The Court finds that Nickel Rock has not shown that FAAAA preemption could not have been asserted within 30 days of its receipt of the Original Petition. Because Nickel Rock was served with the Original Petition on July 15, 2022, its removal on January 5, 2024 based on federal preemption is untimely. The Court recommends remand.2

IV. Recommendation

This Magistrate Judge RECOMMENDS that the District Court GRANT Plaintiffs Christian Golibart and Brooklyn Michelle and Intervenors Tifini Furst and Gayle Havel Blum’s Joint Emergency Motion for Remand (Dkt. 11) and REMAND this action to the 428th District Court in Hays County, Texas.

V. Warnings

The parties may file objections to this Report and Recommendation.
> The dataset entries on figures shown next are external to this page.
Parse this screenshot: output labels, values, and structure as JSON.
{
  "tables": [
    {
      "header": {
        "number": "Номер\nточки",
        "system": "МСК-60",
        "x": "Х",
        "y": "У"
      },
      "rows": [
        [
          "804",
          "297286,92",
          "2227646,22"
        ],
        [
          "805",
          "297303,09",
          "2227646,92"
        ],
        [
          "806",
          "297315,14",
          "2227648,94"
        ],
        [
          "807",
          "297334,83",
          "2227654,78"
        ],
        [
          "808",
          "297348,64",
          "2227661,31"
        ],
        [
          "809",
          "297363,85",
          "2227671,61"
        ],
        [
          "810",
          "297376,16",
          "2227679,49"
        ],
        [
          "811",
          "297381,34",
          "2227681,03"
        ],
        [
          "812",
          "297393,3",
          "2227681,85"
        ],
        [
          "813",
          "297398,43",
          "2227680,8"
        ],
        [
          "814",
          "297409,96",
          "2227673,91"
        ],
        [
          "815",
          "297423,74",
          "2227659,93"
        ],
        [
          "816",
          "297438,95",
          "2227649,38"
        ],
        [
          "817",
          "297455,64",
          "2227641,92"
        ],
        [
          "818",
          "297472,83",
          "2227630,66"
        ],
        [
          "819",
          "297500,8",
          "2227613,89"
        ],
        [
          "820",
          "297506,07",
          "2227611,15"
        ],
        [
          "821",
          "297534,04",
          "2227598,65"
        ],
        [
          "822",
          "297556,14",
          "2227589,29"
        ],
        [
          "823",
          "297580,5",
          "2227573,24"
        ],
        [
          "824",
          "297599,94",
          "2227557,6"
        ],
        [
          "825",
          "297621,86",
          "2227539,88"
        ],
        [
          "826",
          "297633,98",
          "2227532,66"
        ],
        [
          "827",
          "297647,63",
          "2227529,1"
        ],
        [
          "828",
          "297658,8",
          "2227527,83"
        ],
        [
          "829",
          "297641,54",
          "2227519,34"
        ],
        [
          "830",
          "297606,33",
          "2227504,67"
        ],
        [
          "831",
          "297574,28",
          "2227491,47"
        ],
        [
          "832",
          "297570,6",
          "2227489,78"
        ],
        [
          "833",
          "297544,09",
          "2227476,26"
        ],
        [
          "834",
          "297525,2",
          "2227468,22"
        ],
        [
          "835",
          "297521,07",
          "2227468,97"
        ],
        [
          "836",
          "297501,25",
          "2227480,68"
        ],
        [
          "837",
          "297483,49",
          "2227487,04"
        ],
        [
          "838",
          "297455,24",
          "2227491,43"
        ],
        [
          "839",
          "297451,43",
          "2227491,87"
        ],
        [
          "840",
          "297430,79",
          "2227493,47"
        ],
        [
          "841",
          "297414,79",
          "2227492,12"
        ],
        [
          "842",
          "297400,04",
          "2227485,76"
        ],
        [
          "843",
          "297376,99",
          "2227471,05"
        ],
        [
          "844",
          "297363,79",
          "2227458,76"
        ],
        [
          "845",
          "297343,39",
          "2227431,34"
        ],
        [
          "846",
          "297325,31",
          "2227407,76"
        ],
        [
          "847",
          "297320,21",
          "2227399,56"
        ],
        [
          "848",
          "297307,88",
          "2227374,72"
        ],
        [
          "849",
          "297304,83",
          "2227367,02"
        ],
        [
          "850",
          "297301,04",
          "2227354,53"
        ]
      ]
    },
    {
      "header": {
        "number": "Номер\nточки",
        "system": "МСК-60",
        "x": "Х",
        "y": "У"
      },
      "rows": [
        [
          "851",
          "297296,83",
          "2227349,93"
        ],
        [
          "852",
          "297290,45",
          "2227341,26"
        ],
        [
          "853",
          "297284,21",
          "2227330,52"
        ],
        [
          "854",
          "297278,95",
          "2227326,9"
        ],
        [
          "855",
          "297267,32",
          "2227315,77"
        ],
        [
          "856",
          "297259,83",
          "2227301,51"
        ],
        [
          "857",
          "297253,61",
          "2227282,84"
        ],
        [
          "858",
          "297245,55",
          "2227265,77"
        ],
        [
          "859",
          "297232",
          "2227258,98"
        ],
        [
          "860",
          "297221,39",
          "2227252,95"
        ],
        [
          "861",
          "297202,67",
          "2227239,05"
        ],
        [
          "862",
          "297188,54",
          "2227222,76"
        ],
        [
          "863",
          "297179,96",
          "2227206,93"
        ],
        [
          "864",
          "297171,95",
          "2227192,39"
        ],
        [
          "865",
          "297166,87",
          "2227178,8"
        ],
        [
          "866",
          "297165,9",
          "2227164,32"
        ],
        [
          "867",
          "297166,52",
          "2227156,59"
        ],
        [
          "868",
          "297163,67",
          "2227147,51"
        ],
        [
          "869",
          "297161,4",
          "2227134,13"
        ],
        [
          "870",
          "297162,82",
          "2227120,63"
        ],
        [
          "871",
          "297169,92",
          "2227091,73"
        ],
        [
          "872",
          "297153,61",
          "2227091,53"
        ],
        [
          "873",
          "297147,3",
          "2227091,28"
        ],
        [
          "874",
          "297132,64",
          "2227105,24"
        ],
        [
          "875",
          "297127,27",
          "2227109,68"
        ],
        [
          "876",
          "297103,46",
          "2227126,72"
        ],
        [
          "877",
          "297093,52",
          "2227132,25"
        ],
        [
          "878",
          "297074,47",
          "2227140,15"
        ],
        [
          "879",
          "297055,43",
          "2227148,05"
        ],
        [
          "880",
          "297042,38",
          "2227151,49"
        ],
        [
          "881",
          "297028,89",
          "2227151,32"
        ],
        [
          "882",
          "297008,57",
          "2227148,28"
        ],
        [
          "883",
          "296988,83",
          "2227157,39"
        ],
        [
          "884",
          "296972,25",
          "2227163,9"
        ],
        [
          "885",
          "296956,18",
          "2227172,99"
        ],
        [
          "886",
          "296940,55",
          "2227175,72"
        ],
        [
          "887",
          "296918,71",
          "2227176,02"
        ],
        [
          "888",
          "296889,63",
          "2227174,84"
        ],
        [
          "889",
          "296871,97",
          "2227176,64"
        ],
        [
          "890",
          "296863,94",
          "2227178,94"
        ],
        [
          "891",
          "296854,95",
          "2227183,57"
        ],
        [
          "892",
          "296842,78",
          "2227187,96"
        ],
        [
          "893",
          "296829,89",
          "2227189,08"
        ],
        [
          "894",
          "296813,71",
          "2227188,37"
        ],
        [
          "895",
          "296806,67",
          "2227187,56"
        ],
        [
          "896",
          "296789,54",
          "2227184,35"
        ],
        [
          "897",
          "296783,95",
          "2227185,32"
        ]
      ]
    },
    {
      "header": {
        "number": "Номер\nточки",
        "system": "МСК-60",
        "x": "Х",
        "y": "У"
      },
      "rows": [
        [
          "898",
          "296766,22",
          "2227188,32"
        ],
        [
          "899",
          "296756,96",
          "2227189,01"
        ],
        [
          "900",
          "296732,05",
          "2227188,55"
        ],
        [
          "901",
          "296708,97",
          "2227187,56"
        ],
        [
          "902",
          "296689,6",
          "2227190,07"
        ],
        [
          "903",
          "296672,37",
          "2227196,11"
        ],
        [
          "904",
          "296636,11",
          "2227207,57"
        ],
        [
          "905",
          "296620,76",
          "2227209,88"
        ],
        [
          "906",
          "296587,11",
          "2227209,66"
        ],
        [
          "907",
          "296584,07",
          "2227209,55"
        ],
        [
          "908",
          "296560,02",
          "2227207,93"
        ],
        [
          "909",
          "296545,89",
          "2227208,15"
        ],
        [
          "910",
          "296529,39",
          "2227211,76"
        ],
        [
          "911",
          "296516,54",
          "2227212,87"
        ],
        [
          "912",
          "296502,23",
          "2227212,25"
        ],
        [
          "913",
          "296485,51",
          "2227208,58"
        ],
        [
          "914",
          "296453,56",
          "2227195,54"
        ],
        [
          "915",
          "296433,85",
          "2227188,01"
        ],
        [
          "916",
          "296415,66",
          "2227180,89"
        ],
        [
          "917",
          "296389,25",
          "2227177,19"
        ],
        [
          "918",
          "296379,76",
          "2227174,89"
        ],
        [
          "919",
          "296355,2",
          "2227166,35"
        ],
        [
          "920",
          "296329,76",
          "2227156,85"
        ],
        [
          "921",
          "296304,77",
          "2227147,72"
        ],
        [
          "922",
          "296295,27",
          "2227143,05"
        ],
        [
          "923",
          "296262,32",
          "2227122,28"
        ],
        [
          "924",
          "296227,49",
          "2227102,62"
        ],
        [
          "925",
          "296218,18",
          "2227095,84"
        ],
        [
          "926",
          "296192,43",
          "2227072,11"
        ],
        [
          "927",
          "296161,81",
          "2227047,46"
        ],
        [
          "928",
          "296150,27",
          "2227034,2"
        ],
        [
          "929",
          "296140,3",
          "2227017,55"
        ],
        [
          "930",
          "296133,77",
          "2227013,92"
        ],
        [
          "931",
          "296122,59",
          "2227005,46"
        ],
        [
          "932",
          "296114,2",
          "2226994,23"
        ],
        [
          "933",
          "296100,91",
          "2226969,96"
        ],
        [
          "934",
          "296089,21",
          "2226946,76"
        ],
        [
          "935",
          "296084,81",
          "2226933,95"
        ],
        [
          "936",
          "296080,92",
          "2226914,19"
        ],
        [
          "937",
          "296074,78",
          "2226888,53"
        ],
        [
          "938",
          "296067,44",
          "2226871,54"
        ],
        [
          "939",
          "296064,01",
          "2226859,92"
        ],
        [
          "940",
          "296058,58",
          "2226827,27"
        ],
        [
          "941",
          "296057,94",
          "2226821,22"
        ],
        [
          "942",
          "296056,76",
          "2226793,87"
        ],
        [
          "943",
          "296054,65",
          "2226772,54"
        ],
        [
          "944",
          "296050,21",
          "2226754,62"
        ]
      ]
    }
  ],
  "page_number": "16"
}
A party filing objections must specifically identify those findings or recommendations to which objections are being made. The District Court need not consider frivolous, conclusive, or general objections. See Battle v. U.S. Parole Comm’n, 834 F.2d 419, 421 (5th Cir. 1987). A party’s failure to file written objections to the proposed findings and recommendations contained in this Report within fourteen (14) days after the party is served with a copy of the Report shall bar that party from de novo review by the District Court of the proposed findings and recommendations in the Report and, except on grounds of plain error, shall bar the party from appellate review of unobjected-to proposed factual findings and legal conclusions accepted by the District Court. See 28 U.S.C. § 636(b)(1); Thomas v. Arn, 474 U.S. 140, 150-53 (1985); Douglass v. United Servs. Auto. Ass’n, 79 F.3d 1415, 1428-29 (5th Cir. 1996) (en banc).

All Citations

Footnotes

  1. By Text Order entered January 22, 2024, the District Court referred the Motion for Remand to this Magistrate Judge for a report and recommendation, pursuant to 28 U.S.C. § 636(b)(1)(B), Federal Rule of Civil Procedure 72, and Rule 1(d) of Appendix C of the Local Court Rules of the United States District Court for the Western District of Texas. The District Court also referred Plaintiffs’ Motion for Sanctions and/or Attorneys’ Fees (Relating to Notice of Removal), which will be addressed in a separate report and recommendation after the deadline for Plaintiffs’ reply brief has expired. Dkt. 17; Text Order entered January 23, 2024.
  2. Because removal was untimely, the Court does not consider Plaintiffs and Intervenors’ argument that the FAAAA does not preempt their claims or that Nickel Rock did not obtain consent of all Defendants. See Lopez, 465 F. Supp. 3d at 699 n.6 (“[I]t is unnecessary to consider the [preemption] issue any further because removal is untimely.”).